I met two big goals during the month of November. The first one was to participate in the National Novel Writing Month, or NaNoWriMo. The purpose is to join writers from around the world and write 50,000 words in 30 days. I made this goal last year after reading posts from several writers I follow on social media. When they discussed how challenging and rewarding the experience was for them, I was hooked.
Not only did I meet my goal and participate this year, but I also met my second goal – “winning” the challenge by completing 50,000 words. My final word count was 56,272 with one week left to spare.
I say this not to brag, but to inspire others who are on the fence about participating in the event. I almost didn’t sign-up for fear I wouldn’t finish. I am proof, it IS possible to do NaNoWriMo and win, even when working full-time. It just takes committment and a little help from friends.
So looking back on the crazy month of writing, here’s some things I want to share that got me to the finish line.
- Before NaNoWriMo:
- Good preparation was the key, not just the book itself, but setting up everything around me for success. NaNoWriMo had several online resources that I found very helpful during the planning process.
- I made a small outline of the main points in my story which would keep me moving forward.
- To increase my motivation and accountability, I shared my commitment with others by posting this goal on all of my social media accounts.
- When the NaNoWriMo website opened, I created an author profile, joined a region, and found several writing buddies that I connected with online.
- I printed out a NaNoWriMo calendar to track my daily word count.
- During NaNoWriMo:
- Community Support: My online writing buddies served as a great connection to others working on the same goal. As the days moved forward, we emailed back and forth to push each other especially when our progress slowed. We also celebrated when the weekly milestones were met.
- Region support: My region was located several hours away and I couldn’t attend their in-person events. By reading their online forums, I could still stay updated and connected to the group from my home.
- Badges: These badges worked like a carrot dangled in front urging me to meet each milestone. Funny how watching a little icon pop up when you hit 5k, 10k, 25k, and then 50k could keep me motivated, but it definitely worked.

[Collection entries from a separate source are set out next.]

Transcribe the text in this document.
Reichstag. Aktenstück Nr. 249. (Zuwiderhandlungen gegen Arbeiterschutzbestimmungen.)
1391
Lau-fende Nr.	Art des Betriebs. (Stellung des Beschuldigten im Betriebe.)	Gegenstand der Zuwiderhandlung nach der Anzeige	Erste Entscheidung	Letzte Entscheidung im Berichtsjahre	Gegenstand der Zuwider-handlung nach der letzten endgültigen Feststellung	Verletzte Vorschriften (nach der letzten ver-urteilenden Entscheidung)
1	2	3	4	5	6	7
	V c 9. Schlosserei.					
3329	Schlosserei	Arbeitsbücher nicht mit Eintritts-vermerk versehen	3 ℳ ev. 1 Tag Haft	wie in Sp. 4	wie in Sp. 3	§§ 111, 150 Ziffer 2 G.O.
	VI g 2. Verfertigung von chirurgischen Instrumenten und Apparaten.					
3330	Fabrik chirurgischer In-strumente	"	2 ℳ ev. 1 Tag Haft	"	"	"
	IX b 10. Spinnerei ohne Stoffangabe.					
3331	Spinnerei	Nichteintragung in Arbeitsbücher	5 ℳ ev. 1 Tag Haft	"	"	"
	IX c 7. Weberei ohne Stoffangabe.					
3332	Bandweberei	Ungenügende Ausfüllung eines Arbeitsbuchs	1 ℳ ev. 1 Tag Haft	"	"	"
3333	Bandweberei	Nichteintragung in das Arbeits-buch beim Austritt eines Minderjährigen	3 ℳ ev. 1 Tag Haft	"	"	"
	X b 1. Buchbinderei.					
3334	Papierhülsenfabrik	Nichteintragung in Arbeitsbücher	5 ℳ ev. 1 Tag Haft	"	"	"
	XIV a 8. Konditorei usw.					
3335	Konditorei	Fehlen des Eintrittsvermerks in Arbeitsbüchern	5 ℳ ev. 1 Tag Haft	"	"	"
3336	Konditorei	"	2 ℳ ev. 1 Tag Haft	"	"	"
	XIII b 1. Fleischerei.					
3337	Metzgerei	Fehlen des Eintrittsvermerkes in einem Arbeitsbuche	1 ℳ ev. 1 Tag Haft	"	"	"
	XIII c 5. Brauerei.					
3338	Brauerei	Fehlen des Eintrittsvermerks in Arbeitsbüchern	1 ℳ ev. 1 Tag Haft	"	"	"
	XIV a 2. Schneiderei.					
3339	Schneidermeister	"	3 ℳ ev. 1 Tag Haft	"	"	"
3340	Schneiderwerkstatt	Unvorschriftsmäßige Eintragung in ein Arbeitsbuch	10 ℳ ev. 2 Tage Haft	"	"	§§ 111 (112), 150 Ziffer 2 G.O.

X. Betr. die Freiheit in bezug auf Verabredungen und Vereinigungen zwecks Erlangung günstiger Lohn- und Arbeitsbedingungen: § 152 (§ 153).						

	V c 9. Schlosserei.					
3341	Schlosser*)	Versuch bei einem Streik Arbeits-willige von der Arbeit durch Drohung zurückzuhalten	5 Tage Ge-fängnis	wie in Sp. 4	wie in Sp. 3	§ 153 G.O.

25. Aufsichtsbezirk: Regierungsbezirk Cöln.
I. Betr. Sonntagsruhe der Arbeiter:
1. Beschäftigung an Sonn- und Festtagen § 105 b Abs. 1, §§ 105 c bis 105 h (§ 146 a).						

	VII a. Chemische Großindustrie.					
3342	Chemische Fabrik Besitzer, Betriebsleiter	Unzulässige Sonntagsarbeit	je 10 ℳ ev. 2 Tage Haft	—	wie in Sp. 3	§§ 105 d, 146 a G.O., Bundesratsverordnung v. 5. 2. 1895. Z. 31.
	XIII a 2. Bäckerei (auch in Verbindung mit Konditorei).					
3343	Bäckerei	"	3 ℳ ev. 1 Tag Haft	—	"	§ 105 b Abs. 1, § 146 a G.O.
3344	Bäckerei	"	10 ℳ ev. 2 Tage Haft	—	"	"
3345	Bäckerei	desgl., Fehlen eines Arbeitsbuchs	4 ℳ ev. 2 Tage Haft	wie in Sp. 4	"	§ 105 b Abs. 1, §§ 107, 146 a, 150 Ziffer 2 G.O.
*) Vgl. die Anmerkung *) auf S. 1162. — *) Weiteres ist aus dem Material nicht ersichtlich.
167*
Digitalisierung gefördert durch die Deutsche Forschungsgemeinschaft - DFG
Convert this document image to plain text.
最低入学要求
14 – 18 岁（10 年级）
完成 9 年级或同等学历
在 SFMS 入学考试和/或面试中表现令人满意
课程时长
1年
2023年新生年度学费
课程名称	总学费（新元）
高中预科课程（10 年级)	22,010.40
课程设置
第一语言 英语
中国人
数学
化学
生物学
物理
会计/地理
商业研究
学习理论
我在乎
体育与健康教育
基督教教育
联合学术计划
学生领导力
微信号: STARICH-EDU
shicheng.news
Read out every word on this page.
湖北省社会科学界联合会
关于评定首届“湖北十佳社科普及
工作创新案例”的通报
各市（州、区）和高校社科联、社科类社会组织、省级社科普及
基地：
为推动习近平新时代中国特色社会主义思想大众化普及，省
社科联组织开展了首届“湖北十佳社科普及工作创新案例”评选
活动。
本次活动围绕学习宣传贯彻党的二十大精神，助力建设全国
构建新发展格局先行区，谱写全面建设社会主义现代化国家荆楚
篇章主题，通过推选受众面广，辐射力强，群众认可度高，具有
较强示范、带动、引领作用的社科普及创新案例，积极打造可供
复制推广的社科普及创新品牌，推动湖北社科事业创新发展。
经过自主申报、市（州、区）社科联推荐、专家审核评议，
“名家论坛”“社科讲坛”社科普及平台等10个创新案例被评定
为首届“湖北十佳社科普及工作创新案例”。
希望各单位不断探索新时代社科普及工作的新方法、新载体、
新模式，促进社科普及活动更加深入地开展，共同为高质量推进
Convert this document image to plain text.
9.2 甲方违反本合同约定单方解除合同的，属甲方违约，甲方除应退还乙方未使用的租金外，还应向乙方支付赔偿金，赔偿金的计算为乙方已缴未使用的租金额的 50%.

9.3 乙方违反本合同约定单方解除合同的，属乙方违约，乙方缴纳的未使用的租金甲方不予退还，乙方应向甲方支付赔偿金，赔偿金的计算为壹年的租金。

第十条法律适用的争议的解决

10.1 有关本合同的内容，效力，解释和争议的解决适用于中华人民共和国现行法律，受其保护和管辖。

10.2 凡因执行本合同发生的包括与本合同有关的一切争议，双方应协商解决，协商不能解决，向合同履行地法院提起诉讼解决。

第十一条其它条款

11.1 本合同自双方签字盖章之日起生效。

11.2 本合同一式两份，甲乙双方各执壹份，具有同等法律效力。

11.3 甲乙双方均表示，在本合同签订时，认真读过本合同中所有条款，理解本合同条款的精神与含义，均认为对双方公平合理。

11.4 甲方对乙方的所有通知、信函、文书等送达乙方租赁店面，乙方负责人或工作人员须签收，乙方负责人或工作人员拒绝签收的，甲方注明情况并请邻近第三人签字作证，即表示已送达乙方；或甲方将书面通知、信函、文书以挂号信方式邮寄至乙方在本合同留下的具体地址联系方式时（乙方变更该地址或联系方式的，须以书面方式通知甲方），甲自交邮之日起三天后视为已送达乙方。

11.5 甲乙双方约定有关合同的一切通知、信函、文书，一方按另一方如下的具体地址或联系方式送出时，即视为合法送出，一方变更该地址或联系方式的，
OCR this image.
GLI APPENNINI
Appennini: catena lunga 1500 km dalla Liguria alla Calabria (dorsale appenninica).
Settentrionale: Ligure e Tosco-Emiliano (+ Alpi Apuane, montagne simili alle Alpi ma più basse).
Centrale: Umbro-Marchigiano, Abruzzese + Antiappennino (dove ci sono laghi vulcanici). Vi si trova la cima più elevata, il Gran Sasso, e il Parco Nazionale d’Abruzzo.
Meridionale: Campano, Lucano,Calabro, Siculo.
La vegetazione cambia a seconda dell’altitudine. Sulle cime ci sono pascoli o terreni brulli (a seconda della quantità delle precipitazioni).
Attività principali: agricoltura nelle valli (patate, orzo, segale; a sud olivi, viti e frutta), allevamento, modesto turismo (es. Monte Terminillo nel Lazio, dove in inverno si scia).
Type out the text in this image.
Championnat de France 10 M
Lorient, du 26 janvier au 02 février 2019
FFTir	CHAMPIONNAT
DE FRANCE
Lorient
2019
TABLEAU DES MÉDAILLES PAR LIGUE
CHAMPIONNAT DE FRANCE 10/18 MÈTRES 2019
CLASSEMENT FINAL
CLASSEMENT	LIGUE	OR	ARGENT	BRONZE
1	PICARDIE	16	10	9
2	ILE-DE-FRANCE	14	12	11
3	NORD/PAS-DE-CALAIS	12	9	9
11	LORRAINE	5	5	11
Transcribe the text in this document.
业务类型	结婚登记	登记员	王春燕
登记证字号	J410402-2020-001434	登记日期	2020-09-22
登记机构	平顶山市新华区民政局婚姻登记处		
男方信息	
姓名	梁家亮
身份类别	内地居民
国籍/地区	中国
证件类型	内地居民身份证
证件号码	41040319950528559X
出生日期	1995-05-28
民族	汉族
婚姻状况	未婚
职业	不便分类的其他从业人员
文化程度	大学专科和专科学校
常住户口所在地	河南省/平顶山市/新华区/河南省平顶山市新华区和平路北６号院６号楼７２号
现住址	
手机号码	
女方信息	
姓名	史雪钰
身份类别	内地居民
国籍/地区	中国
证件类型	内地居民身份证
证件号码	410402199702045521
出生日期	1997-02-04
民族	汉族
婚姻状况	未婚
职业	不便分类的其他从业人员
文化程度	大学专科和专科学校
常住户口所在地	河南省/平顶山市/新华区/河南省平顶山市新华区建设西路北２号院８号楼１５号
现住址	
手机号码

- Word counter tracker: I loved seeing this grow each day when I updated my numbers.
- Establish a writing routine: I planned each day around a scene I wanted to write. Most of the time it was written chronologically, but there were times where I was stuck and wrote a scene that played the most in my head that day.
- Keep the mindset of just putting words down: There were days when I struggled with this and I made up for those time during my long writing sprints. I often carried a notebook for notes or typed up scenes in my phone while I was on the move. Then later in the day, I transcribed these ideas into the computer. It was always surprising how many words those small blips of information turned out to be.
- Celebrate each writing goal: This was a must – I continued to read and treated myself to several new book releases from my favorite authors. I also splurged on little things like a manicure, shopping, a trip to the local coffee shop, or fun time with the family.
- Things that didn’t work out like I expected:
- I wish I could’ve blogged more to track my progress, but there wasn’t any extra time.
- With NaNoWriMo the rule is to turn off the inner editor and just write. I found this very difficult. Of course, I cheated and had to edit some. I just didn’t do this nearly as much as I normally do while writing. The biggest difference was when reading my work from the prior day, I didn’t dive in and start editing typos or problems within the story. I only tried this once and found my word count dropped quickly.
- What I learned:
- I was amazed by what I tackled this month simply by digging in and writing every day. During those 23 days of NaNoWriMo, I accomplished more than I did in almost 6 months with my first book.
- This tells me that with self-discipline, time in the seat, making a commitment, and keeping a small story idea moving foward can snowball and add up to something really big.
Now you might be asking me. . . would you do this again? ABSOLUTELY!
For my next NaNoWriMo, I want to plan more local activities in my surrounding area like write-ins or other fun events for Wrimos to write together. I also want to enlist more people in my community and several of my online writing friends to participate with me.
So I have to know, who plans on joining me for NaNoWriMo next year?